Justizreform in Kroatien ungenügend

Die für einen EU-Beitritt Kroatiens notwendige Justizreform ist nach Meinung der EU-Kommission bis jetzt ungenügend durchgeführt worden. Deshalb scheint, dass das Ziel der kroatischen Regierung, noch vor dem Sommer die Verhandlungen über den Beitritt zur EU abzuschließen, unrealistisch ist.

Mehr dazu hier.

Dazu ein aktuelles Beispiel: Ein Unternehmen hatte vor 5-6 Jahren eine Geldforderung in Höhe von 210 Kuna (umgerechnet etwa 29 Euro) gegenüber einer Privatperson. Diese hielt die Forderung aus sachlichen und gesetzlichen Gründen für unberechtigt und zahlte nicht. Der Unternehmer beauftragte einen Notar (was gesetzlich möglich ist) den Gläubiger aufzufordern die Zahlung zu leisten.
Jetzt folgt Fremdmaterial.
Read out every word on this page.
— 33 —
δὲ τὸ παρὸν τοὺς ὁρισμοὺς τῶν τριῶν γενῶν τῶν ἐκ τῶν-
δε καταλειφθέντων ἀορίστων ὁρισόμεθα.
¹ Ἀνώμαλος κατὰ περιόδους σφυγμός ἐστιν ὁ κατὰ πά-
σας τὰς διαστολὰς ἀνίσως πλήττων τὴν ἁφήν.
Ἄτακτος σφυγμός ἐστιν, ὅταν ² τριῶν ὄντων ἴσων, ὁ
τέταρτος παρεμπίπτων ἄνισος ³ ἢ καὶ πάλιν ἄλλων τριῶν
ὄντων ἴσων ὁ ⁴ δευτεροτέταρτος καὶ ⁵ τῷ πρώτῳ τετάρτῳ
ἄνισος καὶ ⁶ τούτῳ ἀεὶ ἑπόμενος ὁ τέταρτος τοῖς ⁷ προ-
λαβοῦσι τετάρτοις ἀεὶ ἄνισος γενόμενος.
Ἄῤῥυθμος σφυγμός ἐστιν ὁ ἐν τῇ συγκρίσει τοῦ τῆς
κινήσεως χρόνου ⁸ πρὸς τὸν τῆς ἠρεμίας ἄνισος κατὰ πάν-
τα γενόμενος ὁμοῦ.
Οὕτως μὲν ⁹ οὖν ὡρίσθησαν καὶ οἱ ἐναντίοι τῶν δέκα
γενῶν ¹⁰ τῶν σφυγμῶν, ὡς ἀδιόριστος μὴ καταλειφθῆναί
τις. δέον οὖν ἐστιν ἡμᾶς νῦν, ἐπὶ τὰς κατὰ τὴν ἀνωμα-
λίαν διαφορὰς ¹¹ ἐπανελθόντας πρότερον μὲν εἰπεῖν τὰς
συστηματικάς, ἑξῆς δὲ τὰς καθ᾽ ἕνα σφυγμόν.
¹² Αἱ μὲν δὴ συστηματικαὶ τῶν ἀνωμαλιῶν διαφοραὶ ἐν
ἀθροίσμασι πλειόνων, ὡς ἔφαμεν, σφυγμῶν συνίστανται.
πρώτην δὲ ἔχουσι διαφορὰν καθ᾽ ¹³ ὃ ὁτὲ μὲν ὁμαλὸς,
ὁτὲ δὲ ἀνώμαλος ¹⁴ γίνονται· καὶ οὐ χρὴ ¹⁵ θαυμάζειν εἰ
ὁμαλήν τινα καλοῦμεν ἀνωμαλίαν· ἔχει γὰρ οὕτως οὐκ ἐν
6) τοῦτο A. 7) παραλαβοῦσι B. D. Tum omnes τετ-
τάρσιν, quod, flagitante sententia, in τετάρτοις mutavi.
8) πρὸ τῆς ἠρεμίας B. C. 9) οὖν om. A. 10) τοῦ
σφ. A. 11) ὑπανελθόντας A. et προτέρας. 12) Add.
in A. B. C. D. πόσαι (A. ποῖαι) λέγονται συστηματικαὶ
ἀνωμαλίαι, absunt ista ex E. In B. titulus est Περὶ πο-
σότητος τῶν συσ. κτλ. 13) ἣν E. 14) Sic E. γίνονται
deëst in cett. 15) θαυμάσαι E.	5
Der hat die Zahlung aus den genannten Gründen schriftlich abgelehnt. Daraufhin hörte er lange Zeit nichts. Für Mitte vergangenen Jahres ist dann eine Verhandlung vor einem Gericht anberaumt worden. Diese fand statt. Anwesend waren: Ein Rechtspfleger, eine Protokollführerin, der Rechtanwalt des Klägers und der Beklagte. Die Verhandlung dauerte etwa 45 Minuten und die Parteien haben ihren Rechtanspruch zu Protokoll gegeben. Eine Entscheidung wurde nicht gefällt.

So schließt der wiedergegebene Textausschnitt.